As the debt crises in Europe and the US deepen, South Africa’s BEE deals face grim prospects again after receiving a heavy battering less than three years ago, analysts told City Press this week.

BEE deals may be currently under threat as the underlying company share prices face the prospects of plummeting in conformity with international markets.

In 2009, most BEE deals – signed when the South African economy was booming – lost billions in value due to the global economic downturn.

These deals, designed to transfer significant ownership in South African companies to black people, were financed by major financial institutions and vendors.

The ability of the new owners to service the financing arrangements in these transactions depended principally on the profitability of the entities in which they are investors.

Ajay Lalu, Black Lite consulting managing director, said the current economic crisis in the eurozone and the US’ deficit meant that BEE deals were far from being out of the woods.

Lalu said: “In my view we have not fundamentally addressed the current shortcomings of BEE structures and when the next global crisis hits us (which may be sooner than we expect) we will find ourselves in the same situation yet again like we did in 2000 and again in 2009.”

Lalu has always been critical of special purpose vehicles (SPVs), which are financial arrangements often used in most BEE deals, saying they are unsustainable but funders continue to use them because of the fees these structures generate.

Lalu believes that SPV models are a failure because they are premised on increasing share prices rather than cash flows.

Rian le Roux, the chief economist at Old Mutual Investment Group SA, this week advised South African investors to brace themselves for considerable market volatility in the months ahead.

He said this was on the back of rising concerns over fiscal contraction in Europe, budget clashes, slow growth in the US and slowing growth in China.

“With fiscal tightening looming large in many big economies including the US, UK and most of Europe; and the global recovery having lost momentum (again), it is the combination of slowing growth and the acute debt problems in Europe and the US that are causing the most worry,” Le Roux said.

“Political brinkmanship in the US is threatening the triple-A rating of US Treasury bonds. Failure to raise the debt ceiling and/or to effect a meaningful reduction in the budget deficit over the medium term could cause considerable turmoil in global financial markets.”

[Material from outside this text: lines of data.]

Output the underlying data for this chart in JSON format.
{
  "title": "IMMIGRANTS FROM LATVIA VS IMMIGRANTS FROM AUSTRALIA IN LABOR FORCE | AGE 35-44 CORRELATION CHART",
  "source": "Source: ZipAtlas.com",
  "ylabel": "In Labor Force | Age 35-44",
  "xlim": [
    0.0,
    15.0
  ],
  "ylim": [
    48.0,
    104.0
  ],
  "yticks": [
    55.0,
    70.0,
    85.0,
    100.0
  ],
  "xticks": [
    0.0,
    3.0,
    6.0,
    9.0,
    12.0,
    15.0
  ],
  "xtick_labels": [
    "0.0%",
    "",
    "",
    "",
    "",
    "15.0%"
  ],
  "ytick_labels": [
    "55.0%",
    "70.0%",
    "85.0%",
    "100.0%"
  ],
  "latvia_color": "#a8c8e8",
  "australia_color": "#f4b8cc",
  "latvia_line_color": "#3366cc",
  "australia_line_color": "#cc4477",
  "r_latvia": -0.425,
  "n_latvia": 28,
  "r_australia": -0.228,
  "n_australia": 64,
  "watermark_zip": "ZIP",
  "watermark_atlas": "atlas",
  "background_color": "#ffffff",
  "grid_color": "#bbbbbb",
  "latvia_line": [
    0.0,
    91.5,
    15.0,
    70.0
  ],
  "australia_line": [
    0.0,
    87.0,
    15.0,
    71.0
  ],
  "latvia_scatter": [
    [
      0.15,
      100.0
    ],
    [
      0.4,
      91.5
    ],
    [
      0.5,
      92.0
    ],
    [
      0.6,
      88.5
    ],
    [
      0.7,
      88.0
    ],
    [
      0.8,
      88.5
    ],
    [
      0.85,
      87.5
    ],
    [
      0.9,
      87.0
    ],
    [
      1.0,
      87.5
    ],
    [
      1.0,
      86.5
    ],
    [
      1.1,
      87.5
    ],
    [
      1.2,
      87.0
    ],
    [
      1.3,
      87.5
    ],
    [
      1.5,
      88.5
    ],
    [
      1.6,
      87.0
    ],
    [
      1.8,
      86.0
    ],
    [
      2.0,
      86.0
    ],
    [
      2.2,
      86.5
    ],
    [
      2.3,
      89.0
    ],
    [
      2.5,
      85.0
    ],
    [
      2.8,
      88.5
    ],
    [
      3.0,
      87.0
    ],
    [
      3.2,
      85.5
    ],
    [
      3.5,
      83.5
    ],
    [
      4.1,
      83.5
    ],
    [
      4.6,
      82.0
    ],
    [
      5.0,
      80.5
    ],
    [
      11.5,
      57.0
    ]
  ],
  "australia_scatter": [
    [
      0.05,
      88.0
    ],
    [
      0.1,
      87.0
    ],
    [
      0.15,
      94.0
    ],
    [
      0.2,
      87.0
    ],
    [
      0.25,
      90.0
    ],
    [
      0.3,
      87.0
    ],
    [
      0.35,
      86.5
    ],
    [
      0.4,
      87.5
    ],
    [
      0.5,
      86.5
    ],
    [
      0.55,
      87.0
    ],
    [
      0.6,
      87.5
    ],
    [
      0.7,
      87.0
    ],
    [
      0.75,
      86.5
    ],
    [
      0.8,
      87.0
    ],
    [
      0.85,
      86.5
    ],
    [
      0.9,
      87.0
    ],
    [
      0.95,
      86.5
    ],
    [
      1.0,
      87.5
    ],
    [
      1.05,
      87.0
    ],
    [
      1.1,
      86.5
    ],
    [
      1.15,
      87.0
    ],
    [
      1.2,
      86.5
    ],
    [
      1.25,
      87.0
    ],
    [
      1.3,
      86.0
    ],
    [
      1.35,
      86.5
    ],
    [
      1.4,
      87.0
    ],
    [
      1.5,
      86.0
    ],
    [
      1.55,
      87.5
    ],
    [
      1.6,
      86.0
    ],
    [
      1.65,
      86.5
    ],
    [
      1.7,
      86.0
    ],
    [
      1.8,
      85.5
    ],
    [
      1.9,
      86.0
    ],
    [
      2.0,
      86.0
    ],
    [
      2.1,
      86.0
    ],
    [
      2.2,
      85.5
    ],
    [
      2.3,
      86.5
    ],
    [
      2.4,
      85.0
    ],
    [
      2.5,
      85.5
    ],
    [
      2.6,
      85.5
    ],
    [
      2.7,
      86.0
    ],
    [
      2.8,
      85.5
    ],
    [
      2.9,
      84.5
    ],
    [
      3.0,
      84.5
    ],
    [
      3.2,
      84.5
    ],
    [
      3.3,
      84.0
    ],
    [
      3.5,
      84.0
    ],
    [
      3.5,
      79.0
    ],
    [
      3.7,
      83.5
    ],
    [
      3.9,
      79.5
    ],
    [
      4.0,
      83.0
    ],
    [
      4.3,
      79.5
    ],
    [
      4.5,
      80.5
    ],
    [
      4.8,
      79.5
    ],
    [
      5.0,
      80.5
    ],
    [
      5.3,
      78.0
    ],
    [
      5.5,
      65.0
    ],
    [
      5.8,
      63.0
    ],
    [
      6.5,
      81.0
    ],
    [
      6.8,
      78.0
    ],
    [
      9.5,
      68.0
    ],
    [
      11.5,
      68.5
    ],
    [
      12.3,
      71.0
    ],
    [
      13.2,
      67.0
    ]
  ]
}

Paul Janisch, the CEO of BEE consulting firm Caird, said it was highly unlikely that the BEE deals, which were said to be underwater in 2009, had recovered.

He said: “Most of those deals were concluded during the boom economy, back when all was flying.

“Share prices would need to return to those levels before the BEE deals come back.”

James Formby, the head of corporate finance at Rand Merchant Bank, said deals struck just before the global financial crisis were likely to be the ones at risk.

“Deals done post the crisis have been more conservatively structured and have typically had lower levels of gearing to ensure the structures can withstand share-price knocks,” Formby said.